Though Doogan claimed that AKM gave up her right to anonymity when her blog began influencing public policy, he’s wrong. In the United States, the right to anonymity is protected by the First Amendment and must remain so, to ensure both the free expression and privacy rights of citizens.
Similarly, in 2009, Ed Whelans, a former official with the Department of Justice, outed anonymous blogger John Blevins–a professor at the South Texas College of Law–in the National Review, calling him “irresponsible”, and a “coward.” Blevins took the fall gracefully, later explaining why he had chosen to blog under a pseudonym. Like Khribchi, Blevins’ reasons were numerous: He feared losing tenure and legal clients, but he also feared putting the jobs of family members in the political space at risk.

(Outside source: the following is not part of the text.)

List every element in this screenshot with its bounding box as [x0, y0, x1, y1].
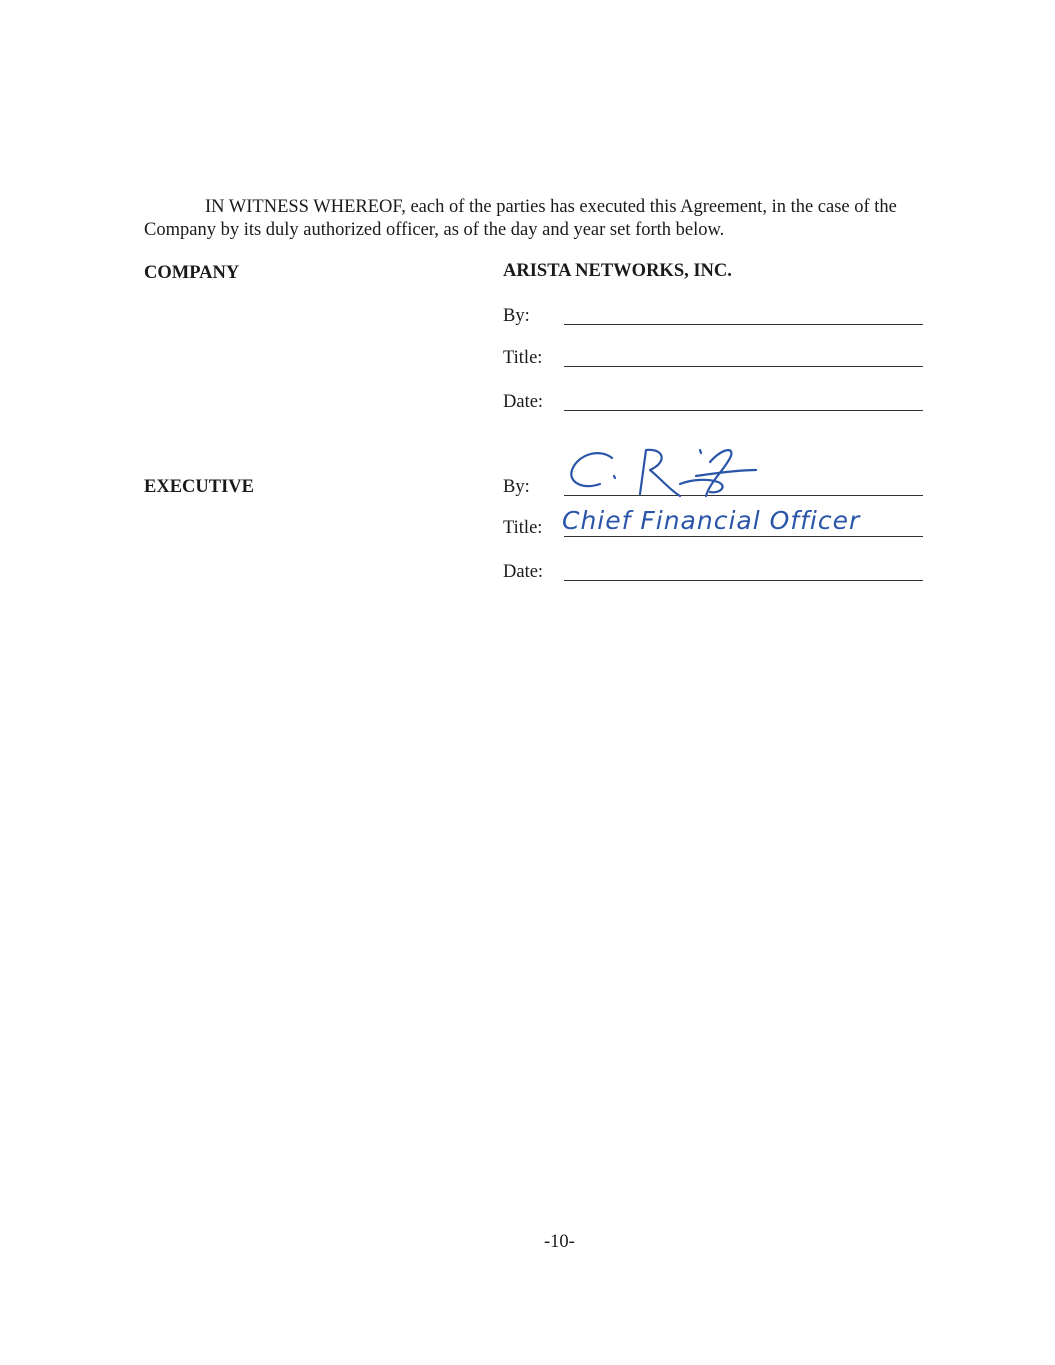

Privacy from the public eye
A friend of mine–let’s call him Joe–is the sibling of a famous celebrity. But while he’s very proud of his sibling, Joe learned early on that not everyone has his best interests at heart. Therefore, Joe devised a pseudonym to use online in order to protect the privacy of himself and his family.
In Joe’s case, the threat is very real: celebrities are regularly stalked, their houses broken into. His pseudonym keeps him feeling “normal” in his online interactions, while simultaneously protecting his sibling and the rest of his family from invasions of privacy.
Achieving anonymity online
Anonymity and pseudonymity may seem increasingly difficult to achieve online. Not only do companies like Facebook restrict your right to use a pseudonym, but even when you do think you’re anonymous, you might not be–as blogger Rosemary Port found out in 2009 after Google turned over her name in response to a court order.
While we should continue to fight for our privacy under the law, the best thing we can do as users to who value our right to anonymity is to use tools like Tor. Anonymous bloggers can use Global Voices Advocacy’s online guide to blogging anonymously with WordPress and Tor. And all Internet users should educate themselves about what is–and isn’t–private on their online accounts and profiles.